Not a bad effort. A mix of J.S Bach and Gershwin. In your scores, as I noticed, there are not dynamic symbols / instructions, the same way Bach is doing. At Bach's time was meaningless to use them, because their instruments couldn't produce them. Nowadays I believe we must include them to help the performer and to show him/her how we want the score to be played. The way you have played your works is clean and crispy BUT somehow flat (or mechanical) Think of some pedal for your music, write it down and perform it without conservations. Let the music sound and breath. In our days is VERY important to have people like you, who they can compose some decent music. Your music IS decent and can be, with small alterations, very good. Keep going my friend.


----------



## Jerry Gerber (Apr 25, 2020)

Dimace said:


> Not a bad effort. A mix of J.S Bach and Gershwin. In your scores, as I noticed, there are not dynamic symbols / instructions, the same way Bach is doing. At Bach's time was meaningless to use them, because their instruments couldn't produce them. Nowadays I believe we must include them to help the performer and to show him/her how we want the score to be played. The way you have played your works is clean and crispy BUT somehow flat (or mechanical) Think of some pedal for your music, write it down and perform it without conservations. Let the music sound and breath. In our days is VERY important to have people like you, who they can compose some decent music. Your music IS decent and can be, with small alterations, very good. Keep going my friend.
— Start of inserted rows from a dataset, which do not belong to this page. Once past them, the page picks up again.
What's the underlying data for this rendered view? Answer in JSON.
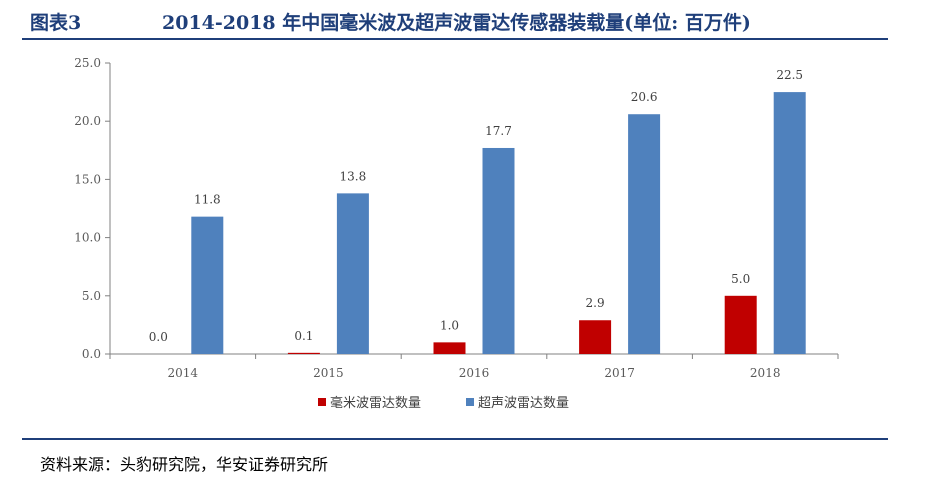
{
  "header": {
    "figure_label": "图表3",
    "title": "2014-2018 年中国毫米波及超声波雷达传感器装载量(单位: 百万件)"
  },
  "source": "资料来源：头豹研究院，华安证券研究所",
  "chart_data": {
    "type": "bar",
    "title": "2014-2018 年中国毫米波及超声波雷达传感器装载量(单位: 百万件)",
    "categories": [
      "2014",
      "2015",
      "2016",
      "2017",
      "2018"
    ],
    "series": [
      {
        "name": "毫米波雷达数量",
        "values": [
          0.0,
          0.1,
          1.0,
          2.9,
          5.0
        ],
        "labels": [
          "0.0",
          "0.1",
          "1.0",
          "2.9",
          "5.0"
        ],
        "color": "#c00000"
      },
      {
        "name": "超声波雷达数量",
        "values": [
          11.8,
          13.8,
          17.7,
          20.6,
          22.5
        ],
        "labels": [
          "11.8",
          "13.8",
          "17.7",
          "20.6",
          "22.5"
        ],
        "color": "#4f81bd"
      }
    ],
    "yticks": [
      "0.0",
      "5.0",
      "10.0",
      "15.0",
      "20.0",
      "25.0"
    ],
    "ylim": [
      0,
      25
    ],
    "xlabel": "",
    "ylabel": "",
    "grid": false,
    "legend_position": "bottom-center"
  }
}
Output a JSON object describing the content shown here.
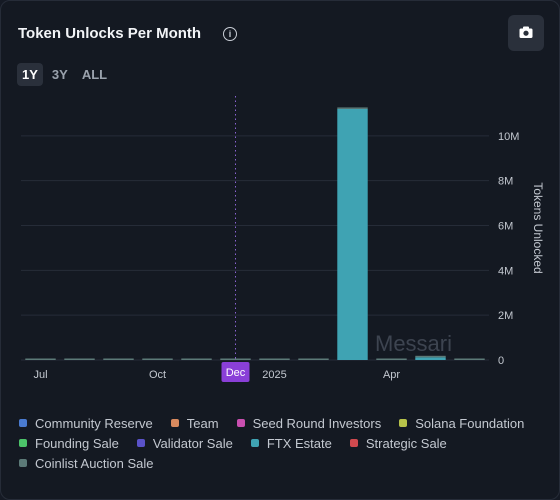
{
  "header": {
    "title": "Token Unlocks Per Month",
    "info_icon": "info-icon",
    "camera_icon": "camera-icon"
  },
  "tabs": [
    {
      "label": "1Y",
      "active": true
    },
    {
      "label": "3Y",
      "active": false
    },
    {
      "label": "ALL",
      "active": false
    }
  ],
  "watermark": "Messari",
  "chart_data": {
    "type": "bar",
    "stacked": true,
    "title": "",
    "ylabel": "Tokens Unlocked",
    "ylim": [
      0,
      12000000
    ],
    "y_ticks": [
      "0",
      "2M",
      "4M",
      "6M",
      "8M",
      "10M"
    ],
    "y_tick_values": [
      0,
      2000000,
      4000000,
      6000000,
      8000000,
      10000000
    ],
    "x_tick_labels": [
      {
        "label": "Jul",
        "at": 0
      },
      {
        "label": "Oct",
        "at": 3
      },
      {
        "label": "Dec",
        "at": 5,
        "highlight": true
      },
      {
        "label": "2025",
        "at": 6
      },
      {
        "label": "Apr",
        "at": 9
      }
    ],
    "current_marker_index": 5,
    "categories": [
      "2024-07",
      "2024-08",
      "2024-09",
      "2024-10",
      "2024-11",
      "2024-12",
      "2025-01",
      "2025-02",
      "2025-03",
      "2025-04",
      "2025-05",
      "2025-06"
    ],
    "series": [
      {
        "name": "Community Reserve",
        "color": "#4a7bd0",
        "values": [
          0,
          0,
          0,
          0,
          0,
          0,
          0,
          0,
          0,
          0,
          0,
          0
        ]
      },
      {
        "name": "Team",
        "color": "#d98a5e",
        "values": [
          0,
          0,
          0,
          0,
          0,
          0,
          0,
          0,
          0,
          0,
          0,
          0
        ]
      },
      {
        "name": "Seed Round Investors",
        "color": "#c94fb0",
        "values": [
          0,
          0,
          0,
          0,
          0,
          0,
          0,
          0,
          0,
          0,
          0,
          0
        ]
      },
      {
        "name": "Solana Foundation",
        "color": "#b7c34a",
        "values": [
          0,
          0,
          0,
          0,
          0,
          0,
          0,
          0,
          0,
          0,
          0,
          0
        ]
      },
      {
        "name": "Founding Sale",
        "color": "#4cc46a",
        "values": [
          0,
          0,
          0,
          0,
          0,
          0,
          0,
          0,
          0,
          0,
          0,
          0
        ]
      },
      {
        "name": "Validator Sale",
        "color": "#5a52c9",
        "values": [
          0,
          0,
          0,
          0,
          0,
          0,
          0,
          0,
          0,
          0,
          0,
          0
        ]
      },
      {
        "name": "FTX Estate",
        "color": "#3fa3b3",
        "values": [
          0,
          0,
          0,
          0,
          0,
          0,
          0,
          0,
          11200000,
          0,
          120000,
          0
        ]
      },
      {
        "name": "Strategic Sale",
        "color": "#d04a4f",
        "values": [
          0,
          0,
          0,
          0,
          0,
          0,
          0,
          0,
          0,
          0,
          0,
          0
        ]
      },
      {
        "name": "Coinlist Auction Sale",
        "color": "#5c7a78",
        "values": [
          40000,
          40000,
          40000,
          40000,
          40000,
          40000,
          40000,
          40000,
          40000,
          40000,
          40000,
          40000
        ]
      }
    ],
    "legend_position": "bottom",
    "grid": true
  }
}
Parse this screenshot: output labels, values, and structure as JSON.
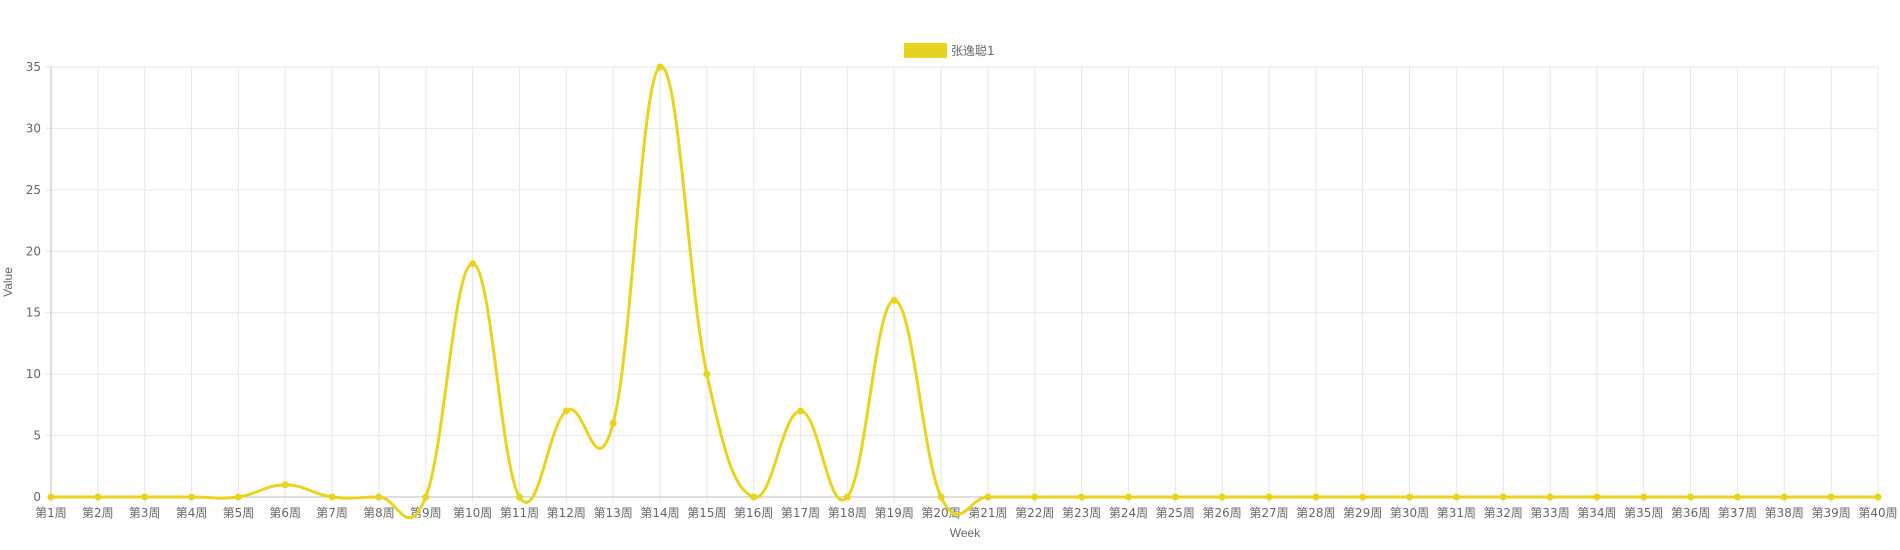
{
  "chart_data": {
    "type": "line",
    "xlabel": "Week",
    "ylabel": "Value",
    "ylim": [
      0,
      35
    ],
    "y_ticks": [
      0,
      5,
      10,
      15,
      20,
      25,
      30,
      35
    ],
    "grid": true,
    "legend_position": "top-center",
    "categories": [
      "第1周",
      "第2周",
      "第3周",
      "第4周",
      "第5周",
      "第6周",
      "第7周",
      "第8周",
      "第9周",
      "第10周",
      "第11周",
      "第12周",
      "第13周",
      "第14周",
      "第15周",
      "第16周",
      "第17周",
      "第18周",
      "第19周",
      "第20周",
      "第21周",
      "第22周",
      "第23周",
      "第24周",
      "第25周",
      "第26周",
      "第27周",
      "第28周",
      "第29周",
      "第30周",
      "第31周",
      "第32周",
      "第33周",
      "第34周",
      "第35周",
      "第36周",
      "第37周",
      "第38周",
      "第39周",
      "第40周"
    ],
    "series": [
      {
        "name": "张逸聪1",
        "color": "#e8d31f",
        "values": [
          0,
          0,
          0,
          0,
          0,
          1,
          0,
          0,
          0,
          19,
          0,
          7,
          6,
          35,
          10,
          0,
          7,
          0,
          16,
          0,
          0,
          0,
          0,
          0,
          0,
          0,
          0,
          0,
          0,
          0,
          0,
          0,
          0,
          0,
          0,
          0,
          0,
          0,
          0,
          0
        ]
      }
    ]
  },
  "colors": {
    "grid": "#e6e6e6",
    "axis": "#bdbdbd",
    "text": "#666666"
  }
}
Not sure that you realize that this is an electronic work. It's not a piano, the music was programmed via MIDI commands, nobody "played" the music.The instrument is a physical modeling software program that works under a digital audio workstation (DAW). There is no performer and the piece is not written as though there is. If you're interested, please read https://www.jerrygerber.com/markings.htm to understand why I notate without markings for players.

Thank you for taking the time to listen. Much appreciated.


----------